MSF vs. MSF in Afghanistan and Syria

Liz Sly of the Washington Post wrote a deeply reported piece about how extensive Russia’s bombing campaign against civilians has become, and the horrible effects it is having on civilians and aid workers in the conflict. Without excusing the inexcusable U.S. strike in Kunduz, this makes for a revealing point of comparison for how human rights groups and even UNOCHA are responding to Russia’s war crimes policy and how they reacted to an aberrant failure by the U.S.

On bombing hospitals:

Among the medical facilities hit since the Russian intervention are 12 in northern Syria that are supported by Doctors Without Borders, said Pablo Marco, who is in charge of the agency’s programs in Syria and does not think the health centers were struck by accident.

“Of course it is impossible for us to have certainty, but the frequency with which bombs are falling in hospitals or very close to hospitals is enough to make it really seem that, yes, they are targeting hospitals,” he said.

In Kunduz:

Doctors Without Borders is calling for an independent investigation of the deadly bombing of its hospital in the Afghan city of Kunduz, which it says is no longer operational…

As the United States said it was investigating what struck the hospital during the night, the charity expressed shock and demanded answers, stressing that all combatants had been told long ago where the hospital was.

“Under the clear presumption that a war crime has been committed, MSF demands that a full and transparent investigation into the event be conducted by an independent international body,” said Doctors Without Borders, which is known internationally as Medecins Sans Frontieres, or MSF. “Relying only on an internal investigation by a party to the conflict would be wholly insufficient.”

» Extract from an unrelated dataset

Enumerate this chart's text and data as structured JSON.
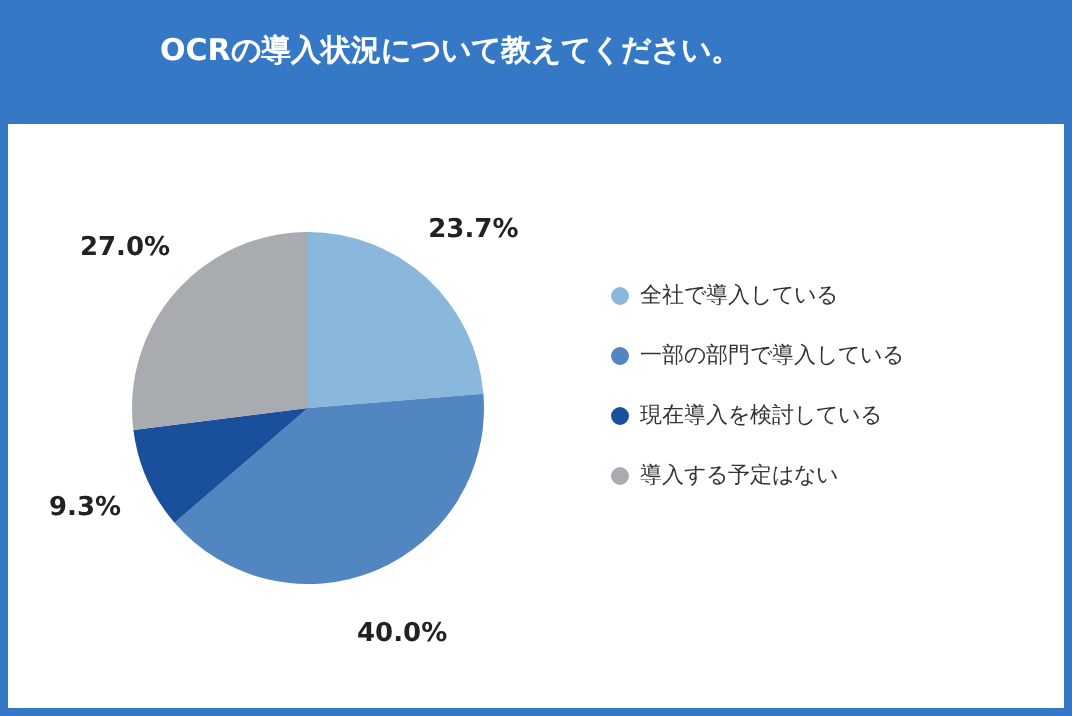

While there was almost a race to scream “war crimes” in Kunduz as soon as news of the attack spread, in Syria aid agencies have gone out of their way to avoid using the phrase to describe a far larger campaign that is obviously targeting food distribution centers, markets, and hospitals. I’ve explained before the extremely negative consequences of this double standard on war crimes and humanitarian atrocities — but I still cannot understand why that is. MSF in particular was quick to lecture the U.S. that “even war has rules” after a single incident, but they remain shy of doing the same to Russia despite a dozen examples of the same. So why is that?